Spectrum WorldWide is looking forward to a fitting finale to Singapore’s Jubilee Year
Chris Robb, CEO of Spectrum WorldWide (the race organisers), is excited about the level of competition at the SCMS this year. He said, “I think that we have got a strong field again this year, with a winner of the Chicago Marathon as well as a former winner of the SCMS running in the race, so we are all excited by it. It will be anyone’s guess at who will win this year.”
Added Chris, “At the same time, we are looking forward to one of the biggest weekends in Singapore’s annual sporting calendar and what I’m sure will be a very fitting finale to Singapore’s Golden Jubilee Year.
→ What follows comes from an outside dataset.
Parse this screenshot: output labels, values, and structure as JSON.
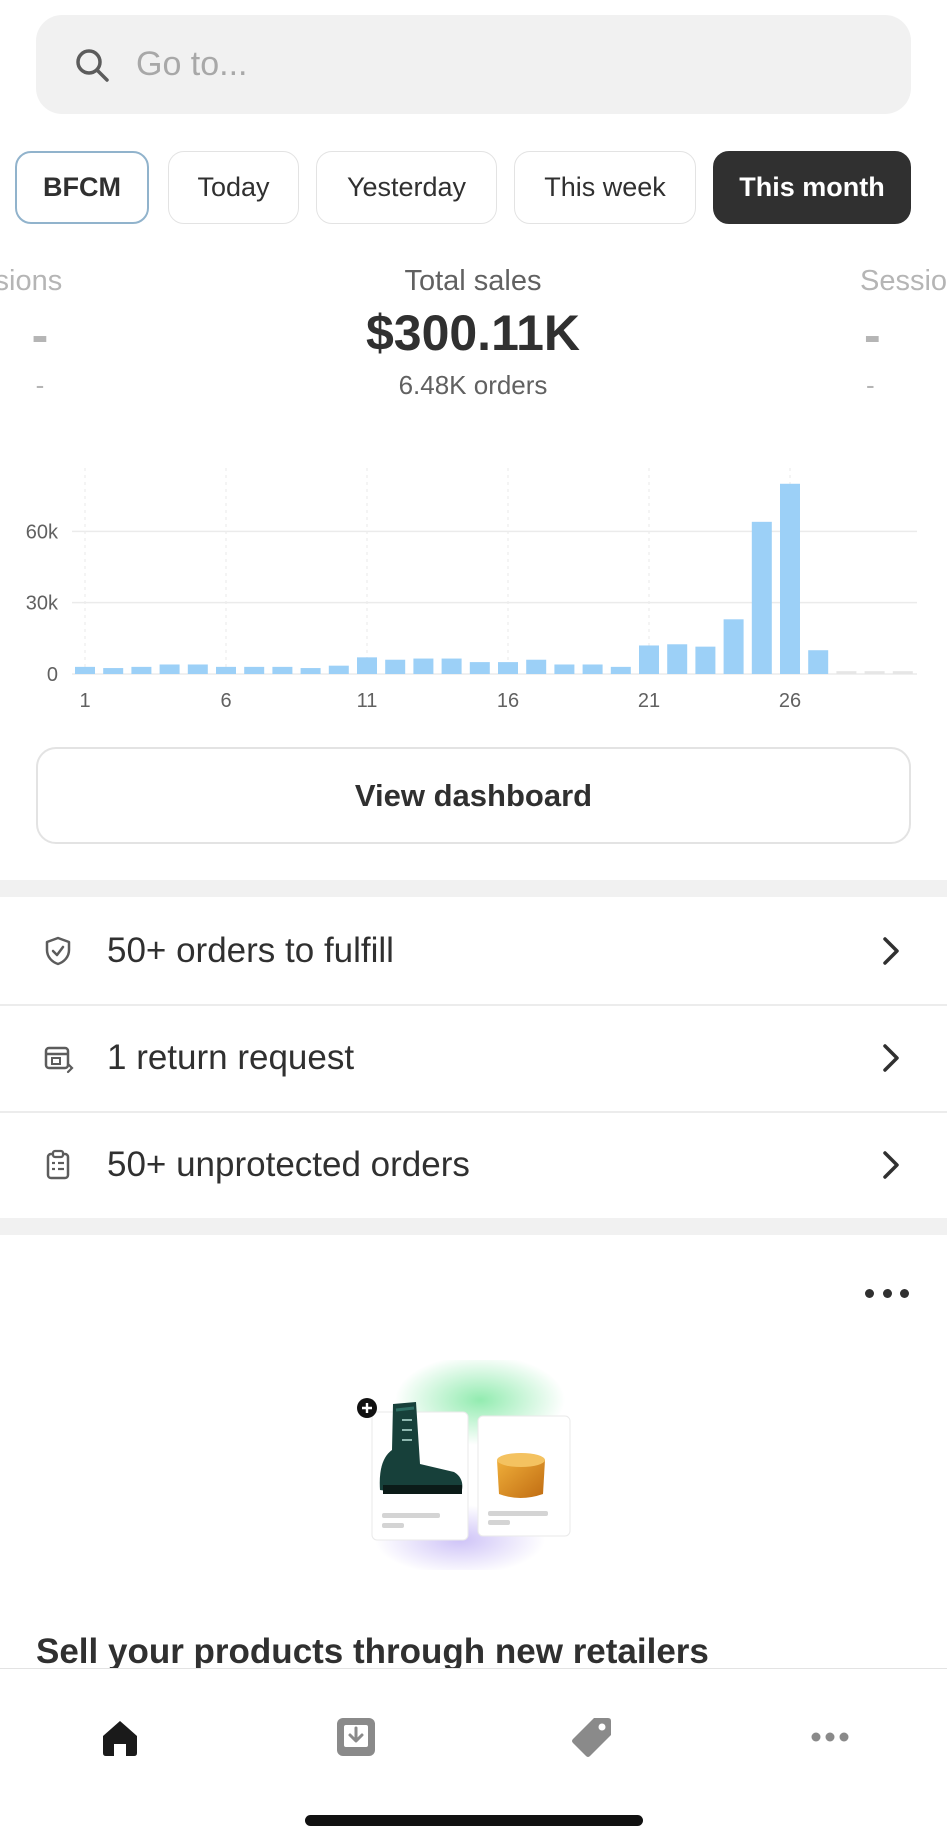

We’re delighted with the number of people (almost 50,000) who have registered to take part in Singapore’s largest mass running event, which shows that the nation’s appreciation of SCMS remains undiminished.”
Runners can look forward to plenty of new initiatives
Besides rubbing shoulders with the elite runners at the starting line, the thousands of Singaporeans who have signed up to run in the race, can also look forward to a number of new initiatives that we have implemented this year.”
Some of these intriguing initiatives include high-energy music being played by live bands stationed along the 21.1km and 42.195km routes, as well as the Kids Dash being a stand-alone event taking place on Saturday morning – for the first time.
Said Chris, “A lot of runners like to listen to music and we thought that it was very inspirational and up-lifting. So we thought, why don’t we spend some of our entertainment money on live music to encourage the runners. After all it is not uncommon for sporting events to have a significant amount of entertainment along the route.”
Improvements and safety measures for 2015
Robb also added that besides these interesting initiatives, some improvements and safety measures have been added to the race such as more hydration stations as well as – for the first time – having a banana station along the 21.1km route.
He said “The extra aid stations along the race routes will ensure that we do not run out of water to cater to the runners, especially those towards the back of the pack. The cut-offs implemented will also be stricter, we we will divert runners who are not likely to reach the finishing line on time.”
Continued Chris, “Diverted runners will not receive the tee and the finisher medal – we have listened to feedback from last year and so this year, there will be a mechanism in place to mark their bib. They will receive their drink and banana, though.”
Advice that the organiser has for the runners
With two more days to go now before SCMS, what advice does Chris have for the runners taking part? He said, “From now till race day, rest well and hydrate yourself and carbo load if it works for you. Carbo loading is effective for some runners but not others, though. The most important thing is to be hydrated especially at the starting line, but don’t over-hydrate as doing so dilutes the salts in your body – it is very important to get the balance right.”
Continued Chris, “And during the race, run sensibly and within your capabilities. Every runner wants to finish but if you are feeling sick or unwell at any point into the race, then it’s better to listen to your body. Even if you have trained for this for months, it’s better to take a step back and stay healthy – there is no point putting yourself in the hospital for the sake of a race. You can always take part in SCMS and finish it next year.”
But most importantly though, Chris advises all runners taking part, to simply have fun, no matter what. He said, “Come down and enjoy yourself regardless of whether you run a Personal Best. We want you to soak up the sights and hope that everyone has a fantastic day.”